J.P. Morgan is providing a lifeline to Bear Stearns, whose shares have been battered in recent days by worries that the firm may have liquidity problems. J.P. Morgan is borrowing funds through the discount window of the Federal Reserve Bank of New York, and re-lending them to Bear for up to 28 days. The Fed will be responsible if Bear's collateral deteriorates in value.
In a conference call with investors this afternoon, Bear Stearns C.E.O. Alan Schwartz and C.F.O. Sam Molinaro sought to calm the fears of their clients and shareholders. Schwartz said that the "rumor and innuendo" about a liquidity crisis at the firm earlier this week were unfounded, but their account holders obviously felt compelled to protect themselves in spite of that reassurance.

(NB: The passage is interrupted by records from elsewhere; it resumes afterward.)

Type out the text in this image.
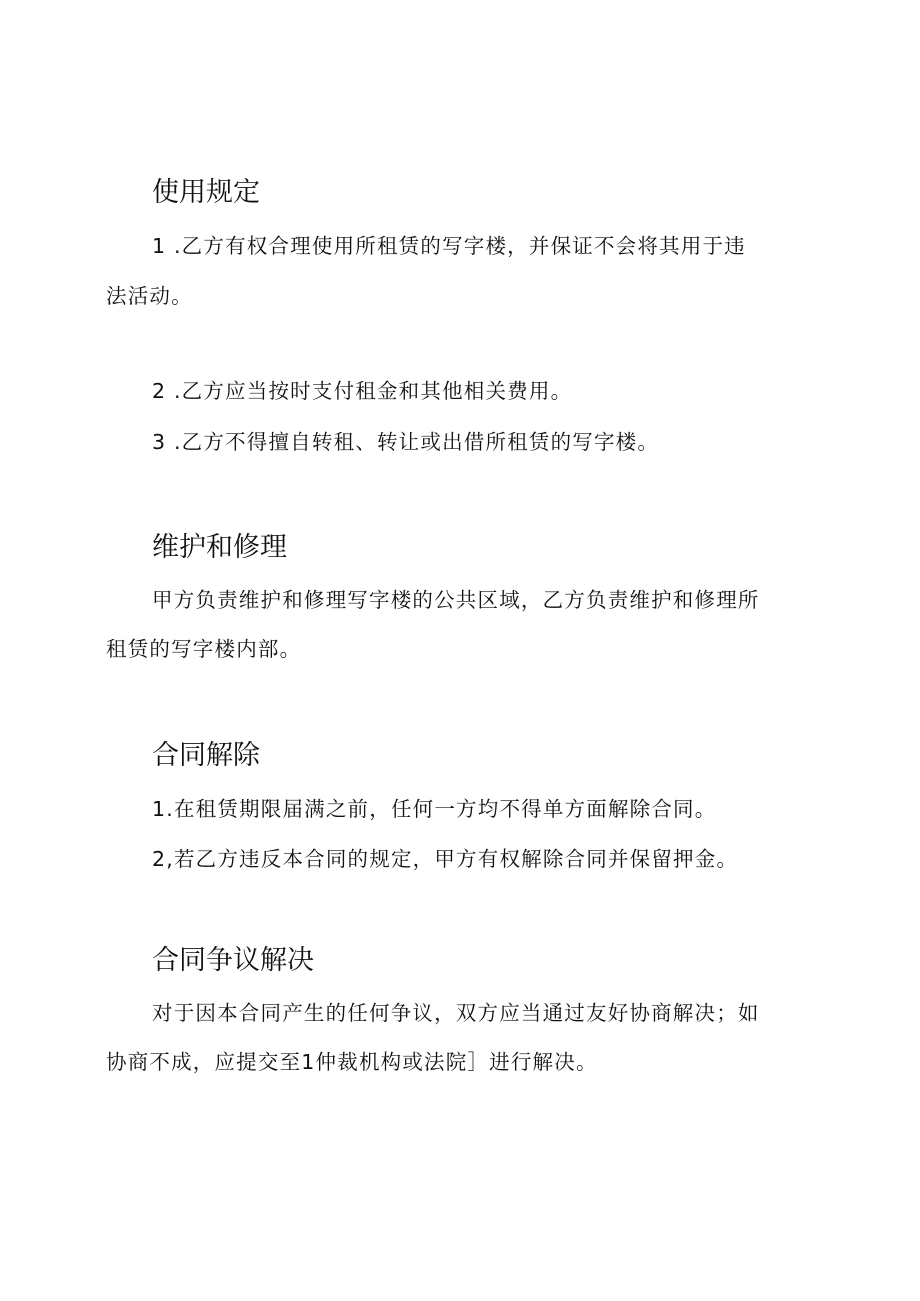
使用规定

1 .乙方有权合理使用所租赁的写字楼，并保证不会将其用于违

法活动。

2 .乙方应当按时支付租金和其他相关费用。

3 .乙方不得擅自转租、转让或出借所租赁的写字楼。

维护和修理

甲方负责维护和修理写字楼的公共区域，乙方负责维护和修理所

租赁的写字楼内部。

合同解除

1.在租赁期限届满之前，任何一方均不得单方面解除合同。

2,若乙方违反本合同的规定，甲方有权解除合同并保留押金。

合同争议解决

对于因本合同产生的任何争议，双方应当通过友好协商解决；如

协商不成，应提交至1仲裁机构或法院］进行解决。
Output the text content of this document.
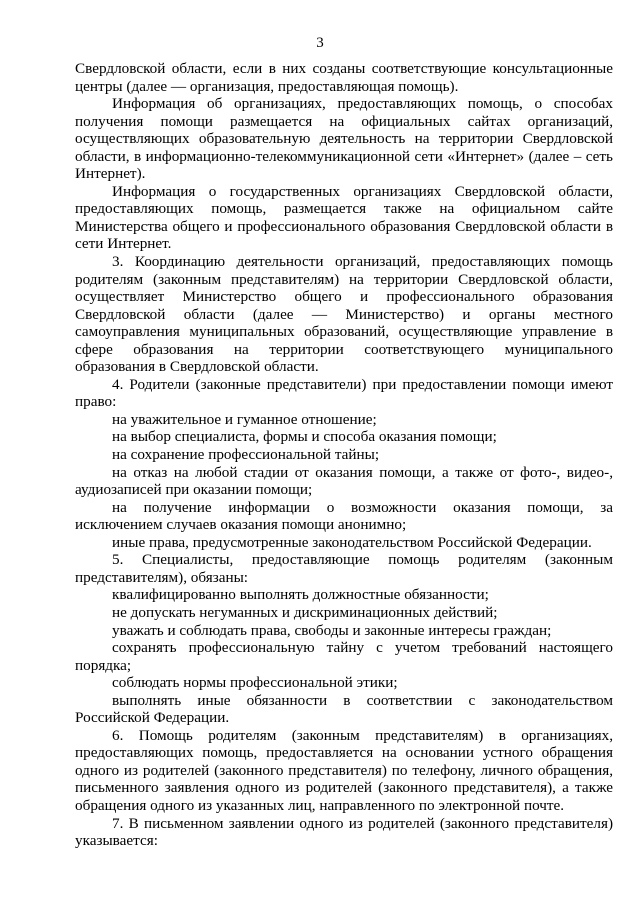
3

Свердловской области, если в них созданы соответствующие консультационные центры (далее — организация, предоставляющая помощь).

Информация об организациях, предоставляющих помощь, о способах получения помощи размещается на официальных сайтах организаций, осуществляющих образовательную деятельность на территории Свердловской области, в информационно-телекоммуникационной сети «Интернет» (далее – сеть Интернет).

Информация о государственных организациях Свердловской области, предоставляющих помощь, размещается также на официальном сайте Министерства общего и профессионального образования Свердловской области в сети Интернет.

3. Координацию деятельности организаций, предоставляющих помощь родителям (законным представителям) на территории Свердловской области, осуществляет Министерство общего и профессионального образования Свердловской области (далее — Министерство) и органы местного самоуправления муниципальных образований, осуществляющие управление в сфере образования на территории соответствующего муниципального образования в Свердловской области.

4. Родители (законные представители) при предоставлении помощи имеют право:

на уважительное и гуманное отношение;

на выбор специалиста, формы и способа оказания помощи;

на сохранение профессиональной тайны;

на отказ на любой стадии от оказания помощи, а также от фото-, видео-, аудиозаписей при оказании помощи;

на получение информации о возможности оказания помощи, за исключением случаев оказания помощи анонимно;

иные права, предусмотренные законодательством Российской Федерации.

5. Специалисты, предоставляющие помощь родителям (законным представителям), обязаны:

квалифицированно выполнять должностные обязанности;

не допускать негуманных и дискриминационных действий;

уважать и соблюдать права, свободы и законные интересы граждан;

сохранять профессиональную тайну с учетом требований настоящего порядка;

соблюдать нормы профессиональной этики;

выполнять иные обязанности в соответствии с законодательством Российской Федерации.

6. Помощь родителям (законным представителям) в организациях, предоставляющих помощь, предоставляется на основании устного обращения одного из родителей (законного представителя) по телефону, личного обращения, письменного заявления одного из родителей (законного представителя), а также обращения одного из указанных лиц, направленного по электронной почте.

7. В письменном заявлении одного из родителей (законного представителя) указывается:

Cash outflows from the firm's prime brokerage and repo accounts accelerated dramatically yesterday, especially late in the day, Schwartz said. They turned to J.P. Morgan for help because it is the clearing agent for Bear Stearns, and could act quickly. Moreover, it was "easy for them to see the kind and quality of our available collateral," Schwartz said.
The executives offered little in the way of details on their capital ratios, except to say they are "in good shape." Bear will announce its quarterly earnings on Monday afternoon, several days earlier than planned, and it will update analysts on its financial situation then.
Bear Stearns also declined to provide detail on the amount of the J.P. Morgan loan, but insisted it was enough to cover outflows while Bear attempts to shore up confidence. Schwartz called it "a bridge loan to a permanent solution."
While the move is intended to shore up Bear Stearns, it provided little comfort to investors. Shares of Bear fell in value by about 47 percent. The news also pulled the overall market down with the Dow Jones industrial average falling off 195 points.
J.P. Morgan added that it was working with Bear on finding permanent financing "or other alternatives for the company," which could be read as a possible sale. Bear Stearns said it will also continue using the services of Lazard to help it find strategic alternatives.
While Bear executives sought to lay the blame on "rumor," Edward Hadas on Breakingviews.com says that firm is at fault for letting itself become vulnerable to rumor. While other Wall Street firms shored up their capital base through deals with sovereign wealth funds, "Bear did almost nothing."
As the smallest of the major investment houses on Wall Street and the one whose trading business was the most directly tied to the subprime-mortgage market, Bear has been seen as vulnerable to the credit crisis. Two of its hedge funds blew up last summer, and in January, the firm replaced longtime chief executive James Cayne with Schwartz.
A number of commentators have noted that Bear is as leveraged as the Carlyle Group affiliate Carlyle Capital, which has collapsed amid margin calls and repossessions by its lenders.